Umgekehrt könnte ein überraschend starkes Ergebnis der Unionsparteien zusammen mit einem fragmentierten Bundestag paradoxerweise dazu führen, dass es sehr schwierig wird, eine Regierungsvereinbarung zusammenzuschustern, die die AfD ausschließt. Ähnliches war kürzlich in mehreren ostdeutschen Bundesländern der Fall, was zur Bildung von Minderheitskoalitionen unter Führung der Christdemokraten in Sachsen und Thüringen führte. Das deutsche Grundgesetz9 wurde so konzipiert, dass es schwierig ist, Neuwahlen auszulösen, um Kompromisse zu vermeiden. Zumindest theoretisch scheint Deutschland gut auf eine Minderheitsregierung vorbereitet zu sein – auch wenn die meisten der derzeitigen nationalen politischen Führung dies nicht sind.10 Eine Minderheitsregierung zu stürzen wäre schwierig, solange die Opposition gespalten ist. Möglicherweise könnte eine solche Regierung versuchen, Mehrheiten auf Einzelfallbasis zu suchen, obwohl wir zugeben, dass dies sehr stark gegen die politische Kultur Deutschlands verstoßen würde. Plausibler, zumindest in der Theorie, wären Tolerierungsvereinbarungen, wie sie in den 1990er Jahren in den ostdeutschen Bundesländern durchaus üblich waren, als formelle Koalitionen mit der PDS (Vorgängerin der Partei Die Linke) weithin als Tabu galten, die politische Realität jedoch so aussah, dass sowohl die PDS als auch die Sozialdemokraten etwas davon hatten, wenn erstere sich im Gegenzug für politische Zugeständnisse bereit erklärten, linksgerichtete Landesregierungen nicht zu stürzen. Dieses Mal fällt es uns schwer, uns ähnliche Tolerierungsmodelle zwischen Christdemokraten und AfD im Bundestag vorzustellen, obwohl dies ein Thema für die übernächste Wahl sein könnte – insbesondere, wenn es in der Zwischenzeit auf Landesebene versucht wird.
1.5 Die Rolle des Bundesrats
Kompromisse werden auch durch die Tatsache gefördert, dass die Macht in Deutschland breit verteilt ist. Am wichtigsten ist, dass das Kräfteverhältnis im Oberhaus, dem Bundesrat, durch häufige Regionalwahlen in jedem der Bundesländer und die anschließende Bildung von Landesregierungen bestimmt wird. Dadurch erhalten selbst kleine Parteien, die auf Landesebene an der Regierung beteiligt sind, ein erhebliches Vetorecht in den meisten Angelegenheiten von legislativer Bedeutung.

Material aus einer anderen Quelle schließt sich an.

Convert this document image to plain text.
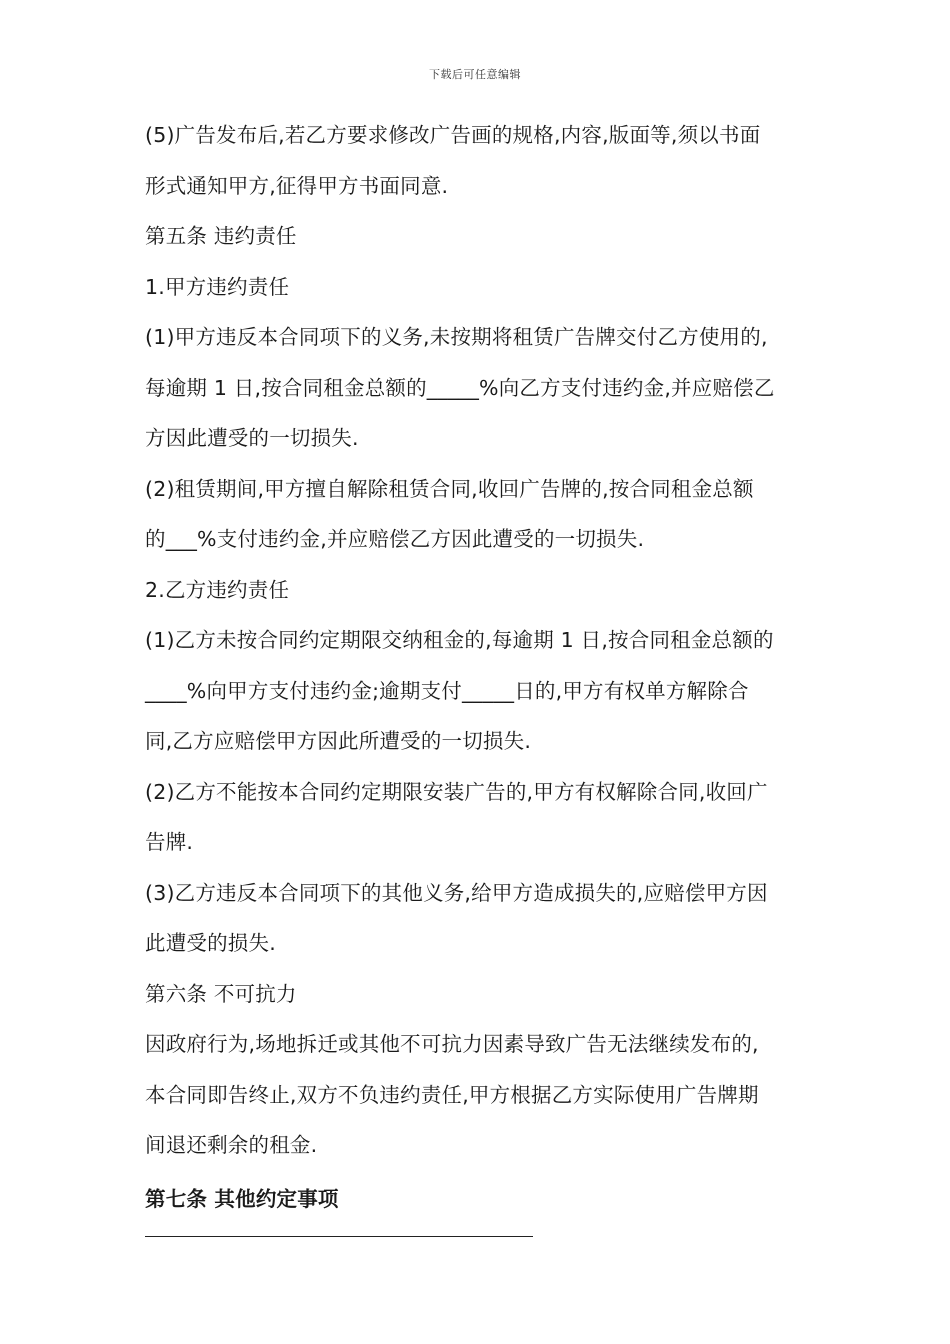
下载后可任意编辑
(5)广告发布后,若乙方要求修改广告画的规格,内容,版面等,须以书面
形式通知甲方,征得甲方书面同意.
第五条 违约责任
1.甲方违约责任
(1)甲方违反本合同项下的义务,未按期将租赁广告牌交付乙方使用的,
每逾期 1 日,按合同租金总额的_____%向乙方支付违约金,并应赔偿乙
方因此遭受的一切损失.
(2)租赁期间,甲方擅自解除租赁合同,收回广告牌的,按合同租金总额
的___%支付违约金,并应赔偿乙方因此遭受的一切损失.
2.乙方违约责任
(1)乙方未按合同约定期限交纳租金的,每逾期 1 日,按合同租金总额的
____%向甲方支付违约金;逾期支付_____日的,甲方有权单方解除合
同,乙方应赔偿甲方因此所遭受的一切损失.
(2)乙方不能按本合同约定期限安装广告的,甲方有权解除合同,收回广
告牌.
(3)乙方违反本合同项下的其他义务,给甲方造成损失的,应赔偿甲方因
此遭受的损失.
第六条 不可抗力
因政府行为,场地拆迁或其他不可抗力因素导致广告无法继续发布的,
本合同即告终止,双方不负违约责任,甲方根据乙方实际使用广告牌期
间退还剩余的租金.
第七条 其他约定事项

Derzeit sind alle in diesem Bericht genannten Parteien im Bundesrat vertreten, mit Ausnahme der AfD, die bisher an keiner Landesregierung beteiligt ist, da alle anderen Parteien bisher eine Koalition mit ihr abgelehnt haben. Das bedeutet, dass selbst wenn die AfD irgendwie als stärkste Kraft aus der nächsten Bundestagswahl hervorgehen und sich mit einer geschlagenen, geschrumpften und demoralisierten Union verbünden könnte, die daraus resultierende Regierung in ihren Handlungsmöglichkeiten stark eingeschränkt wäre, von Gesetzen, die für die Bundesländer relevant sind, bis hin zur Änderung von Teilen des Grundgesetzes.11 Unabhängig von der Agenda erfordert die Reform Deutschlands einen breiten Konsens, der über die Parteien hinausgeht, die auf Bundesebene an der Regierung beteiligt sind.